Yusuf Bekir Yılmaz, mahalle kültürünün kaybolan ruhunu ve geride bıraktığı boşluğu sorguluyor.
Eskiden mahalleler vardı.
Kapı önlerinde oturan teyzeler, selam vermeden geçemediğin amcalar…
Bir çocuğun ağlaması, sadece annesini değil, komşusunu da ayağa kaldırırdı.
Çaydanlığın buharıyla paylaşılırdı dertler, kahkahalar ise plastik taburelerden yükselirdi.
Şimdi her şey çok “sessiz”…
Çocuklar balkonlara hapsoldu. Sokaklar sadece araçlara ait.
Komşuların adı bilinmiyor artık, zillerin sesi unutulalı çok oldu.
“Mahalle” denilince akla sadece konum geliyor; ruhu silinmiş bir koordinat noktası...
Bir Ses, Bir Selam, Bir Yürek Teması
Biz “komşu komşunun külüne muhtaç” diyen bir gelenekten geliyoruz.

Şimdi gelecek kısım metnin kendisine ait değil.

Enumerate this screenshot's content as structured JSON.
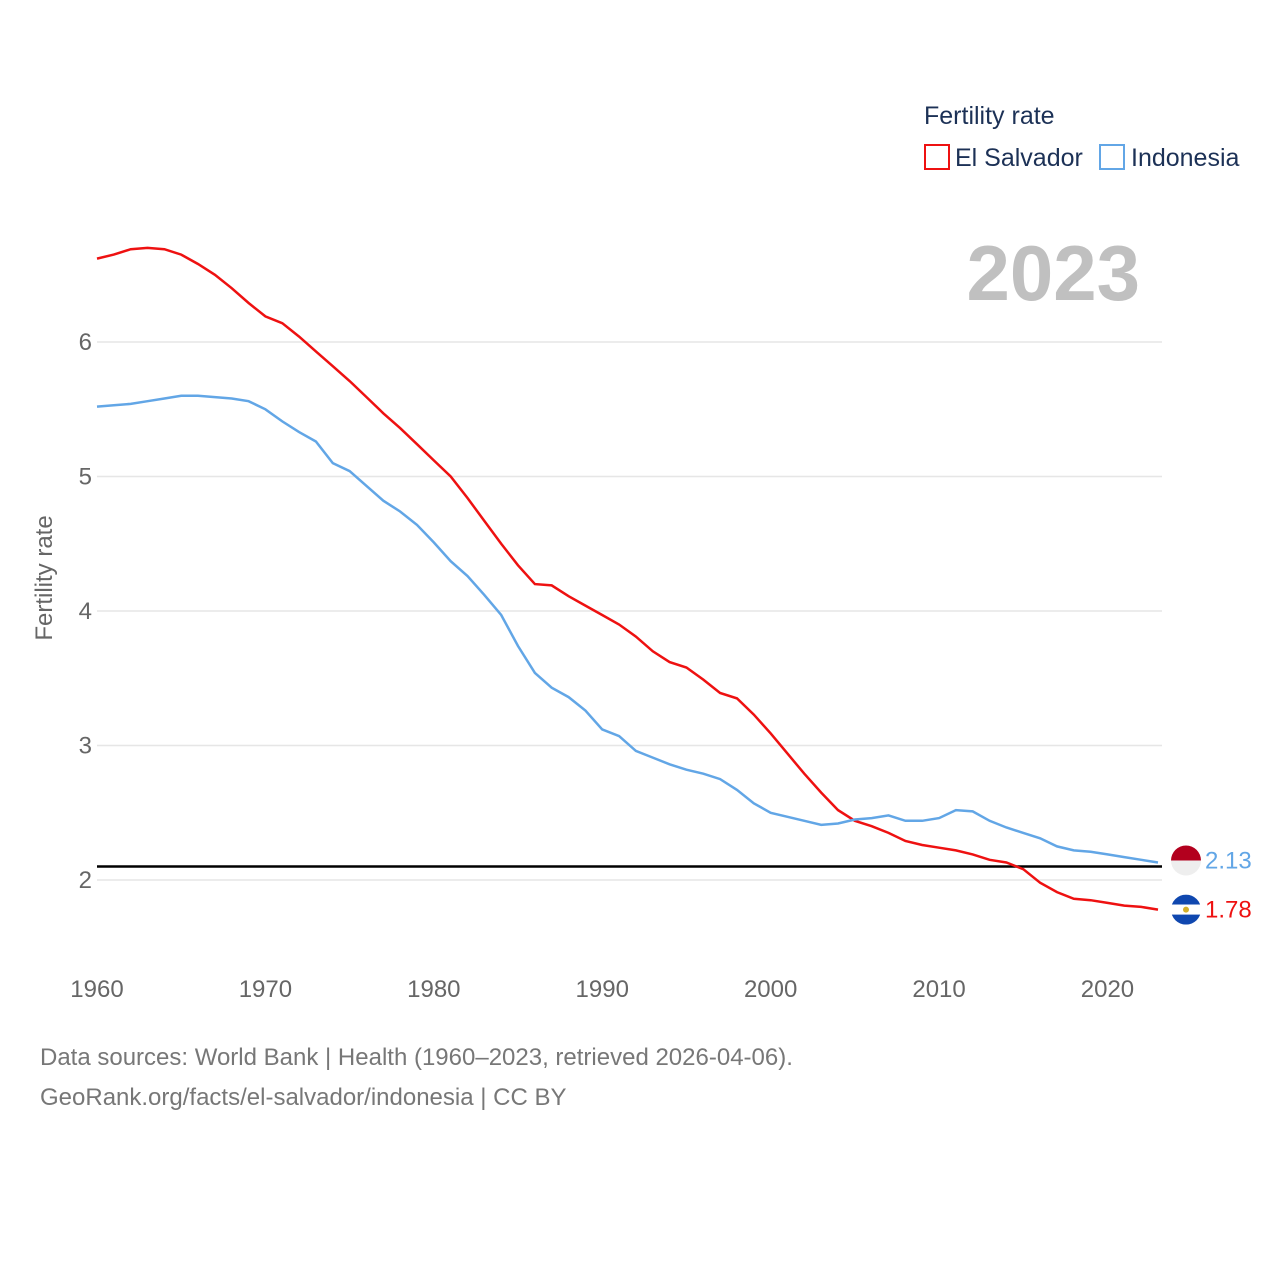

Ama artık kimsenin külüne bile muhtaç değil gibi davrandığı bir çağdayız.
Modernleşmek adına yalnızlaştık.
Mahremiyet dedikçe kapılarımızı, gönüllerimizi kilitledik.
Oysa “gönül kapısı” anahtarla açılmaz, yüzle açılır.
Ve artık birbirimize dönük değil, ekranlara dönük yaşıyoruz.
Küçük Bir Oyun, Büyük Bir Kayıp
Bir çocuk “sek sek” oynamayı bilmiyorsa, bu onun değil, zamanın suçudur.
Ebeveynler korkudan sokağa salmıyor, ama ekranlara gözü kapalı teslim ediyor.
Saklambaç artık kimsenin saklanmadığı ama herkesin kaybolduğu bir oyuna dönüştü…
Mahalleyi Geri Kazanmak
Mahalle bir bina değil, bir bağdır.
Birlikte büyümek, birlikte yaşlanmaktır.
Belki çok geç değil…
Kapılar aralanabilir. Çocuklar tekrar “evcilik” oynayabilir.
“Gel, bir çay koyayım da içelim” cümlesi hâlâ bir mucize başlatabilir.
Son Söz Yerine:
Mahalle sessizleşti belki ama bizim içimizde hâlâ o ses var.
Tekrar duymak için sadece bir selam yeter.
Çünkü mahalle, önce yüreklerde kurulur.
Ve yıkımı da inşası da bizim elimizdedir.